Across from him, dressed in the unadorned robes of a wandering sage but guarded by unseen watchers hidden among the shadows of broken stone, waited Zhu Houcong, the Jiajing Emperor of Ming. His face was thin, his eyes clouded not by age but by secrets long carried. Though the blood of dragons no longer ran true in him, there was something ancient behind his gaze. He was kin—weak-blooded Gharal, distant child of the Celestial Bear—but with power in the world of men that no Garou could rival.
Altan Khan did not bow, but inclined his head.“You know why I have come,” he growled, voice low like distant thunder.
Zhu nodded, voice barely above the whispering wind.“You claim my capital is ruled by devils from the West. Prove it.”
Altan stepped forward, unslinging a scroll case from his side and casting it to the cracked tiles between them. From it spilled maps, symbols written in blood, accounts from slain monks, traitorous eunuchs, and a handful of Kinfolk still hiding in the alleys of Beijing.“They came with silk and shadow. A Brujah Sultan claims your Silk Road, a Setite elder rules your scholars with lies, and in the bowels of the Forbidden City itself, the blood-leeches sleep beneath jade floors.”
Zhu did not flinch. “I have felt… something. An absence in the prayers. A hollowness in the dragon lines. But these things are not so easily believed.”
“They are not meant to be,” Altan hissed. “That is how they win. Not by fire or sword. But by corruption. By whispers. By false loyalty.”
Zhu stepped to the edge of the temple, gazing down at the distant valleys, silver in starlight. “You hate us. The Ming. You burned our villages. We dug your graves.”
“I hate nothing,” Altan said, voice sharp as his blade. “But I do remember. And I know the price of failing to act. We’ve fought each other for centuries, but this—” he paused, the growl rising— “this is worse than either of us. If they take the soul of your people, there will be nothing left to rule.”
For a long moment, silence reigned between them. Only the sigh of wind in old bells broke it.
Then the Emperor spoke.“You ask for war in my own city. Do you understand what that means?”
“I do,” Altan answered. “It means death. Yours and mine. Soldiers. Spirits. Maybe even the children. But they feed already. Better a city bleed clean than rot from within.”
The Emperor’s hand curled into a fist behind his back. “What would you have me do?”
“Nothing… that shows your hand.

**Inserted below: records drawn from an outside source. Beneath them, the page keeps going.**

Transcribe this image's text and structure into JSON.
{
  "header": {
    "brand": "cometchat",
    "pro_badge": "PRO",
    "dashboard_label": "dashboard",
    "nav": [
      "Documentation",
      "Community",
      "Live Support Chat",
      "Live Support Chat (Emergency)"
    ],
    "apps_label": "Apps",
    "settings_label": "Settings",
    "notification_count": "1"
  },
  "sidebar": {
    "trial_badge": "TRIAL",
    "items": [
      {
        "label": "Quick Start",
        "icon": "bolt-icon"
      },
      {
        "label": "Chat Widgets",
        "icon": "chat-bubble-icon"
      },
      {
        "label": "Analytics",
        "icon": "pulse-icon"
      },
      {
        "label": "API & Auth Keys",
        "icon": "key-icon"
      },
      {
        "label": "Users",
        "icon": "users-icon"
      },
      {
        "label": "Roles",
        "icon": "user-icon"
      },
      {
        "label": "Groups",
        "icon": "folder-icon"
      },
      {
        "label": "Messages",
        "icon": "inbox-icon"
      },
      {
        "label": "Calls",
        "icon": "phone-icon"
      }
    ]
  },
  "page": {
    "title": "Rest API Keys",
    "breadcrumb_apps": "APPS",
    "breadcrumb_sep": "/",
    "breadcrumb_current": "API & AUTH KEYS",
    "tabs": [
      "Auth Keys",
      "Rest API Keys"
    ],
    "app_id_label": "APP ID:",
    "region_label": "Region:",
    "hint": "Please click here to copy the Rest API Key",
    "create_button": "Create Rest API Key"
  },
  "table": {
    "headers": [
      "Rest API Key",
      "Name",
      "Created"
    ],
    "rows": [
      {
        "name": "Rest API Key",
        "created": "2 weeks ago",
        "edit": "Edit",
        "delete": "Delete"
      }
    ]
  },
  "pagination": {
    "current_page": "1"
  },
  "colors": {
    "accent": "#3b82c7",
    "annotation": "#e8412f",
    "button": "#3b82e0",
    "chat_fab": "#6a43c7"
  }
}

Not yet.” Altan’s eyes narrowed. “Open your mines. Arm your soldiers. Let your trade grow stronger. Make them believe your Empire thrives, unaware. I will send spirits and kin through the wall, beneath it. Find their havens. Their sleeping places. When summer rises, we strike.”
Zhu turned from the cliffside. “And what then?”
Altan’s grin was fang and fury. “Then we show them what it means to awaken monsters in the East.”
They stood apart as morning’s first blue glow touched the peaks. No pact was signed. No hand was shaken. They did not bow. But as the crows circled above the Temple of Forgotten Winds, two ancient enemies parted not as friends, but as leaders burdened with a terrible truth.
Each to their camp they returned, fire in their hearts. And though neither would ever speak of the meeting, Spring gave way to blood-warm summer, and Beijing would burn in ways no historian would ever dare record.